Before I knew it, we were back in-person, and I had been a copy editor for two years. Chris Markham had become director of print in my sophomore year and graduated. I followed along and figured it was time to become a director myself. It was definitely a learning experience, but I really found myself getting the hang of it. I loved being able to oversee all the different parts of the print process and helping all the people that needed it. I loved getting to know everyone and helping them get adjusted to production nights just like I had. Nathan was the executive editor, but abruptly had to leave in the middle of the spring semester, and Shreyas Banerjee took his place. 

At that time, I was very familiar with Shreyas.
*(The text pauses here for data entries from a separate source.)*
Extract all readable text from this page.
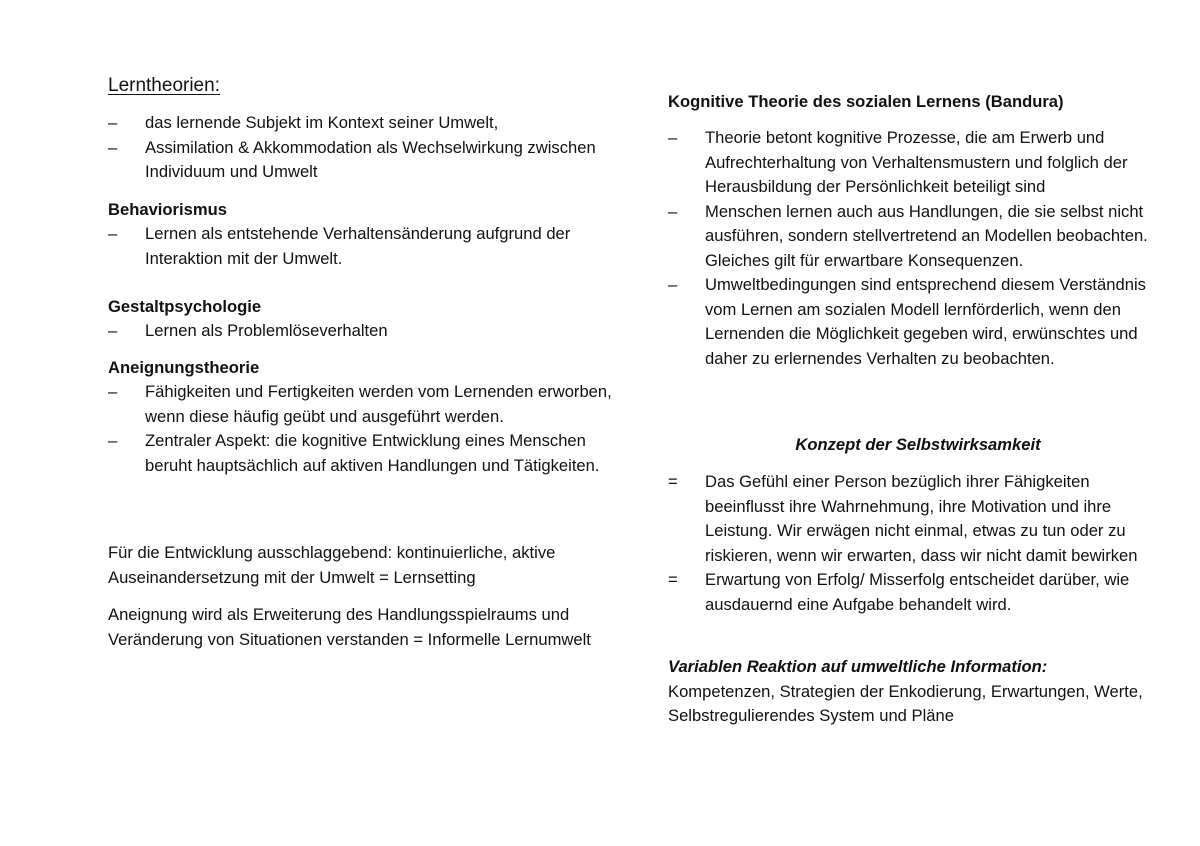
Lerntheorien:
–	das lernende Subjekt im Kontext seiner Umwelt,
–	Assimilation & Akkommodation als Wechselwirkung zwischen Individuum und Umwelt
Behaviorismus
–	Lernen als entstehende Verhaltensänderung aufgrund der Interaktion mit der Umwelt.
Gestaltpsychologie
–	Lernen als Problemlöseverhalten
Aneignungstheorie
–	Fähigkeiten und Fertigkeiten werden vom Lernenden erworben, wenn diese häufig geübt und ausgeführt werden.
–	Zentraler Aspekt: die kognitive Entwicklung eines Menschen beruht hauptsächlich auf aktiven Handlungen und Tätigkeiten.

Für die Entwicklung ausschlaggebend: kontinuierliche, aktive Auseinandersetzung mit der Umwelt = Lernsetting

Aneignung wird als Erweiterung des Handlungsspielraums und Veränderung von Situationen verstanden = Informelle Lernumwelt

Kognitive Theorie des sozialen Lernens (Bandura)
–	Theorie betont kognitive Prozesse, die am Erwerb und Aufrechterhaltung von Verhaltensmustern und folglich der Herausbildung der Persönlichkeit beteiligt sind
–	Menschen lernen auch aus Handlungen, die sie selbst nicht ausführen, sondern stellvertretend an Modellen beobachten. Gleiches gilt für erwartbare Konsequenzen.
–	Umweltbedingungen sind entsprechend diesem Verständnis vom Lernen am sozialen Modell lernförderlich, wenn den Lernenden die Möglichkeit gegeben wird, erwünschtes und daher zu erlernendes Verhalten zu beobachten.
Konzept der Selbstwirksamkeit
=	Das Gefühl einer Person bezüglich ihrer Fähigkeiten beeinflusst ihre Wahrnehmung, ihre Motivation und ihre Leistung. Wir erwägen nicht einmal, etwas zu tun oder zu riskieren, wenn wir erwarten, dass wir nicht damit bewirken
=	Erwartung von Erfolg/ Misserfolg entscheidet darüber, wie ausdauernd eine Aufgabe behandelt wird.
Variablen Reaktion auf umweltliche Information:
Kompetenzen, Strategien der Enkodierung, Erwartungen, Werte, Selbstregulierendes System und Pläne
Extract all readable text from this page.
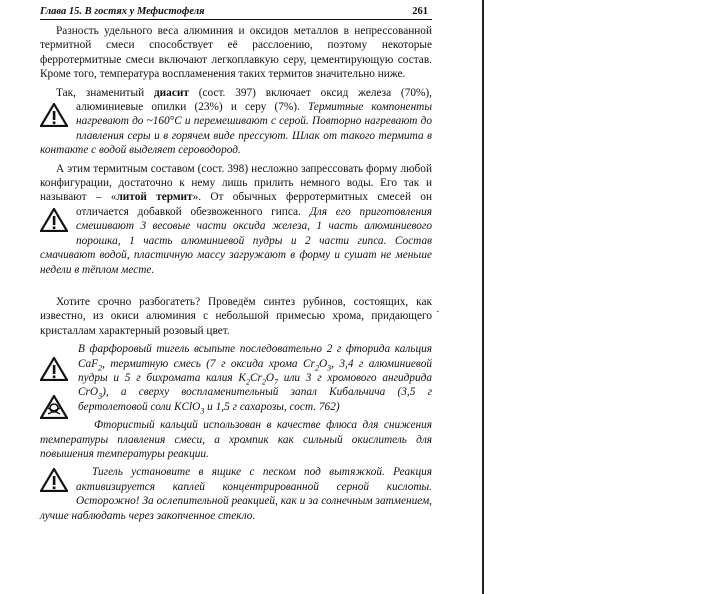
Глава 15. В гостях у Мефистофеля	261

Разность удельного веса алюминия и оксидов металлов в непрессованной термитной смеси способствует её расслоению, поэтому некоторые ферротермитные смеси включают легкоплавкую серу, цементирующую состав. Кроме того, температура воспламенения таких термитов значительно ниже.

Так, знаменитый диасит (сост. 397) включает оксид железа (70%), алюминиевые опилки (23%) и серу (7%).
Термитные компоненты нагревают до ~160°С и перемешивают с серой. Повторно нагревают до плавления серы и в горячем виде прессуют. Шлак от такого термита в контакте с водой выделяет сероводород.

А этим термитным составом (сост. 398) несложно запрессовать форму любой конфигурации, достаточно к нему лишь прилить немного воды. Его так и называют – «литой термит». От обычных ферротермитных смесей он отличается добавкой обезвоженного гипса.
Для его приготовления смешивают 3 весовые части оксида железа, 1 часть алюминиевого порошка, 1 часть алюминиевой пудры и 2 части гипса. Состав смачивают водой, пластичную массу загружают в форму и сушат не меньше недели в тёплом месте.

Хотите срочно разбогатеть? Проведём синтез рубинов, состоящих, как известно, из окиси алюминия с небольшой примесью хрома, придающего кристаллам характерный розовый цвет.

В фарфоровый тигель всыпьте последовательно 2 г фторида кальция CaF$_2$, термитную смесь (7 г оксида хрома $Cr_2O_3$, 3,4 г алюминиевой пудры и 5 г бихромата калия $K_2Cr_2O_7$ или 3 г хромового ангидрида CrO$_3$), а сверху воспламенительный запал Кибальчича (3,5 г бертолетовой соли KClO$_3$ и 1,5 г сахарозы, сост. 762)

Фтористый кальций использован в качестве флюса для снижения температуры плавления смеси, а хромпик как сильный окислитель для повышения температуры реакции.

Тигель установите в ящике с песком под вытяжкой. Реакция активизируется каплей концентрированной серной кислоты. Осторожно! За ослепительной реакцией, как и за солнечным затмением, лучше наблюдать через закопченное стекло.

·
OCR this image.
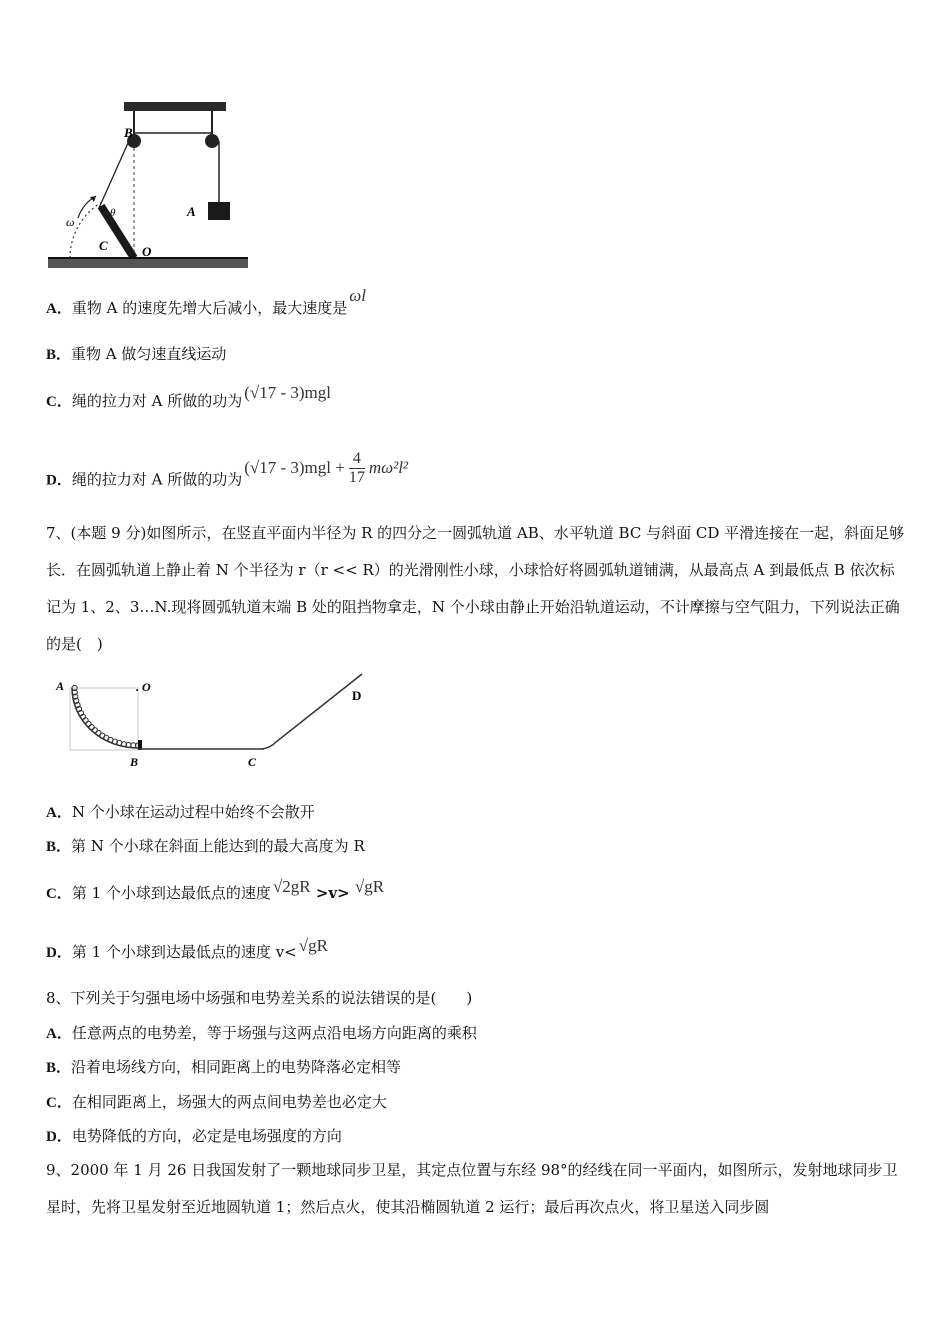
B
A
θ
ω
C	O
A．重物 A 的速度先增大后减小，最大速度是ωl
B．重物 A 做匀速直线运动
C．绳的拉力对 A 所做的功为 (√17 - 3)mgl
D．绳的拉力对 A 所做的功为$(√17 - 3)mgl + \frac{4}{17} m\omega^2l^2$
7、(本题 9 分)如图所示，在竖直平面内半径为 R 的四分之一圆弧轨道 AB、水平轨道 BC 与斜面 CD 平滑连接在一起，斜面足够长．在圆弧轨道上静止着 N 个半径为 r（r << R）的光滑刚性小球，小球恰好将圆弧轨道铺满，从最高点 A 到最低点 B 依次标记为 1、2、3…N.现将圆弧轨道末端 B 处的阻挡物拿走，N 个小球由静止开始沿轨道运动，不计摩擦与空气阻力，下列说法正确的是(　)
A	. O
B	C
D
A．N 个小球在运动过程中始终不会散开
B．第 N 个小球在斜面上能达到的最大高度为 R
C．第 1 个小球到达最低点的速度 √2gR >v> √gR
D．第 1 个小球到达最低点的速度 v< √gR
8、下列关于匀强电场中场强和电势差关系的说法错误的是(　　)
A．任意两点的电势差，等于场强与这两点沿电场方向距离的乘积
B．沿着电场线方向，相同距离上的电势降落必定相等
C．在相同距离上，场强大的两点间电势差也必定大
D．电势降低的方向，必定是电场强度的方向
9、2000 年 1 月 26 日我国发射了一颗地球同步卫星，其定点位置与东经 98°的经线在同一平面内，如图所示，发射地球同步卫星时，先将卫星发射至近地圆轨道 1；然后点火，使其沿椭圆轨道 2 运行；最后再次点火，将卫星送入同步圆
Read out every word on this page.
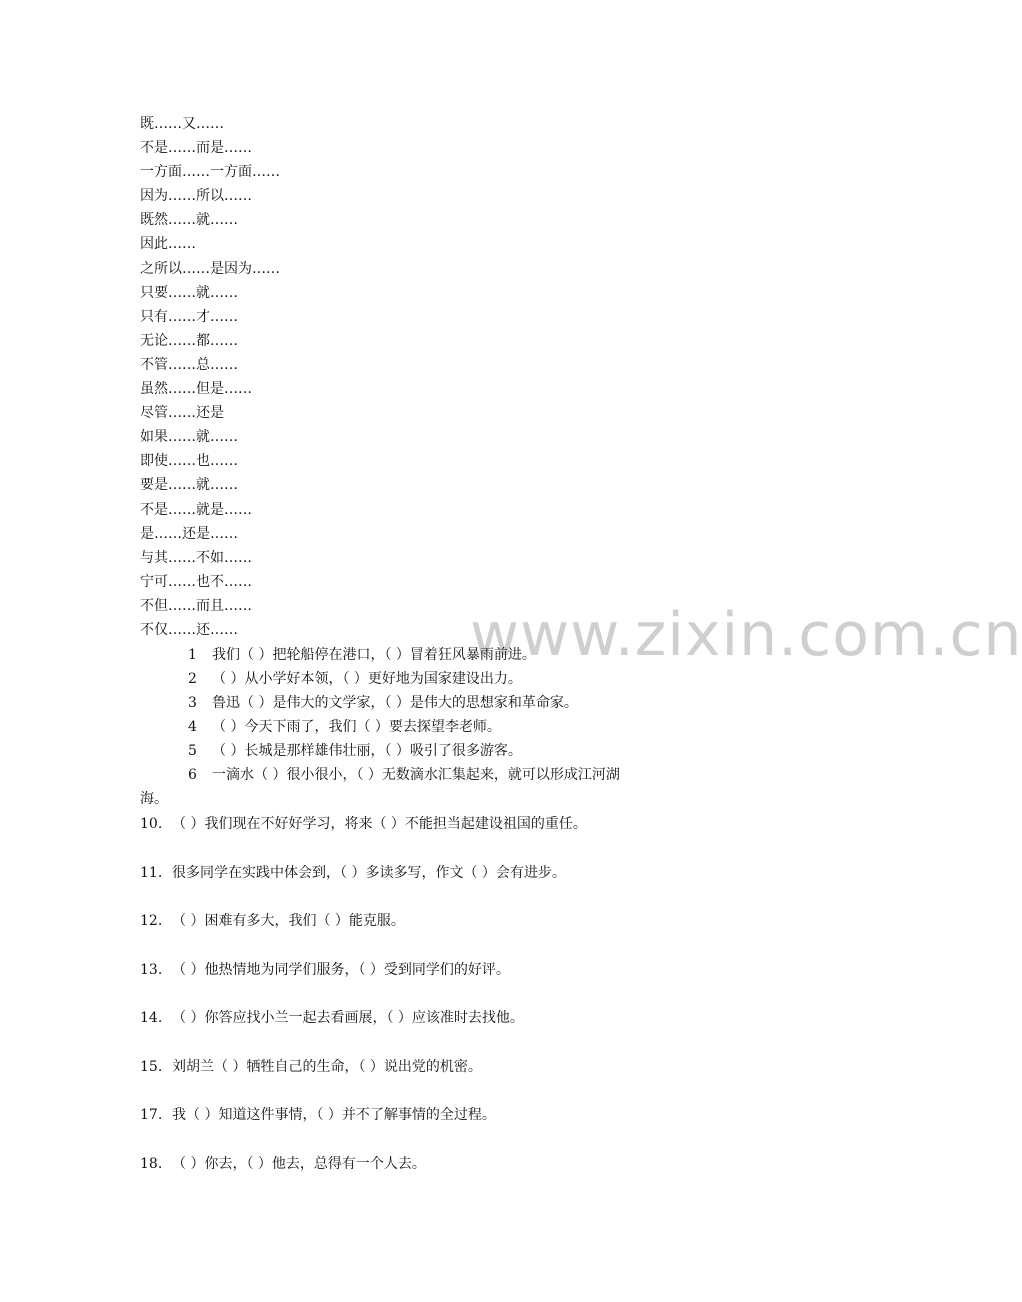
www.zixin.com.cn
既……又……
不是……而是……
一方面……一方面……
因为……所以……
既然……就……
因此……
之所以……是因为……
只要……就……
只有……才……
无论……都……
不管……总……
虽然……但是……
尽管……还是
如果……就……
即使……也……
要是……就……
不是……就是……
是……还是……
与其……不如……
宁可……也不……
不但……而且……
不仅……还……
1 我们（ ）把轮船停在港口，（ ）冒着狂风暴雨前进。
2 （ ）从小学好本领，（ ）更好地为国家建设出力。
3 鲁迅（ ）是伟大的文学家，（ ）是伟大的思想家和革命家。
4 （ ）今天下雨了，我们（ ）要去探望李老师。
5 （ ）长城是那样雄伟壮丽，（ ）吸引了很多游客。
6 一滴水（ ）很小很小，（ ）无数滴水汇集起来，就可以形成江河湖
海。
10. （ ）我们现在不好好学习，将来（ ）不能担当起建设祖国的重任。
11. 很多同学在实践中体会到，（ ）多读多写，作文（ ）会有进步。
12. （ ）困难有多大，我们（ ）能克服。
13. （ ）他热情地为同学们服务，（ ）受到同学们的好评。
14. （ ）你答应找小兰一起去看画展，（ ）应该准时去找他。
15. 刘胡兰（ ）牺牲自己的生命，（ ）说出党的机密。
17. 我（ ）知道这件事情，（ ）并不了解事情的全过程。
18. （ ）你去，（ ）他去，总得有一个人去。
I was introduced to him as a writer when I started out as a copy editor, where he primarily wrote for the Arts and Entertainment section. He wrote so much and had such a specific style that it was impossible to ignore him. He often came up as a topic of conversation during production nights, whether it was talking about some strange phrasing he had included in his pieces or how he had come upon such strange and specific pieces of information. I would be lying if I didn’t say some of his pieces were borderline torture to edit. That year, he had become the A&E section editor, and I had gotten to know him better, but working with him as the new executive editor was an entirely different experience. It’s so evident that he works so hard and cares so much about the final product, and honestly, we made a great team.

Working with Shreyas has meant the world to me. I have loved being his co-captain in this wonderful organization and I haven’t processed that it’s all coming to an end in just a few weeks. As I’m writing this, I’m just now realizing that I’ve spent almost every Wednesday night of my college career in the University Media Board office. What am I going to do with all that extra time?

I’m so proud of everyone I’ve worked with in this process—all of the editors and designers that have come and gone in my time here—and I’ve been so impressed with their growth over the years. I’ve been here for an entire editorial board transition, and everyone’s dedication to their work has never failed to amaze me. The sense of community and belonging that I longed for in the beginning has remained, and I couldn’t be happier. I still hear those lively conversations every night and it still fills me with so much joy. I’m going to miss it when I’m gone.